The new method, named HLSTransform, allows for rapid prototyping of FPGA designs without writing code at the register-transfer level (RTL). The FPGA designs synthesized with HLS achieve up to a 12.75x and 8.25x reduction in energy used per token compared to an Intel Xeon Broadwell E5-2686 v4 CPU and NVIDIA RTX 3090 GPU respectively. It also increases inference speeds by up to 2.46x compared to CPU and maintains 0.53x the speed of an RTX 3090 GPU despite the GPU's 4 times higher base clock rate. The authors have open-sourced their code and documented the synthesis process, hoping to democratize the use of FPGAs in transformer inference and inspire research into energy-efficient inference methods.
Key takeaways:
- The researchers developed an accelerator for transformers, Llama 2, using high level synthesis (HLS) on Field Programmable Gate Arrays (FPGAs) to address the high energy demands of GPUs.

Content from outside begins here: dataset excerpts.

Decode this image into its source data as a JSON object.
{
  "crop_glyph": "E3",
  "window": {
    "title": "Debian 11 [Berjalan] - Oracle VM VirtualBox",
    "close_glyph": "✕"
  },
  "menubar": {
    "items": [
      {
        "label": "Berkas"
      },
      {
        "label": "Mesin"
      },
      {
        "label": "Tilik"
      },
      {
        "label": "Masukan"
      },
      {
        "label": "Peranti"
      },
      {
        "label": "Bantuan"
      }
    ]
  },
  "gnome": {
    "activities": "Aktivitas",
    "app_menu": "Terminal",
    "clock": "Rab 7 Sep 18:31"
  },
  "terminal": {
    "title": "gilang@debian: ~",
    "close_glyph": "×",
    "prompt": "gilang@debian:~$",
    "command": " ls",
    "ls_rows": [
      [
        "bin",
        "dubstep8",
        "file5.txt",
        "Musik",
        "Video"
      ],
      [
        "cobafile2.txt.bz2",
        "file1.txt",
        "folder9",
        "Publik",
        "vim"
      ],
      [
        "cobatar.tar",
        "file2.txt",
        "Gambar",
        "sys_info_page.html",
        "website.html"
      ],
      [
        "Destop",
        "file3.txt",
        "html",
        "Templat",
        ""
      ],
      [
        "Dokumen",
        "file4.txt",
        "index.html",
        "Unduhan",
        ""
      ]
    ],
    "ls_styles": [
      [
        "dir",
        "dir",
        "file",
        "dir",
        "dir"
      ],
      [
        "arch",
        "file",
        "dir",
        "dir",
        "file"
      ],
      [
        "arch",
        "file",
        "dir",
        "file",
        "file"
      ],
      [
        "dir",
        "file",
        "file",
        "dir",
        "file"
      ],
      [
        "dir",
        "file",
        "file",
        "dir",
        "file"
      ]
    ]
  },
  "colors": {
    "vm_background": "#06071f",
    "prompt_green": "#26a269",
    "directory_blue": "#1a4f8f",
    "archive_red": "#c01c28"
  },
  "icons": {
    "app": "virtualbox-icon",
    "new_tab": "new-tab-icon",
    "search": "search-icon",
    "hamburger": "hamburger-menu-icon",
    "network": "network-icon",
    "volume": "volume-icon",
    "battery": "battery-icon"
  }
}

- The FPGA designs synthesized with HLS achieved up to a 12.75x reduction in energy used per token compared to an Intel Xeon CPU and up to 8.25x reduction compared to an NVIDIA RTX 3090 GPU.
- The FPGA designs also increased inference speeds by up to 2.46x compared to CPU and maintained 0.53x the speed of an RTX 3090 GPU despite the GPU's 4 times higher base clock rate.
- The researchers have open-sourced their code and documented their steps for synthesis, hoping to democratize the use of FPGAs in transformer inference and inspire research into energy-efficient inference methods.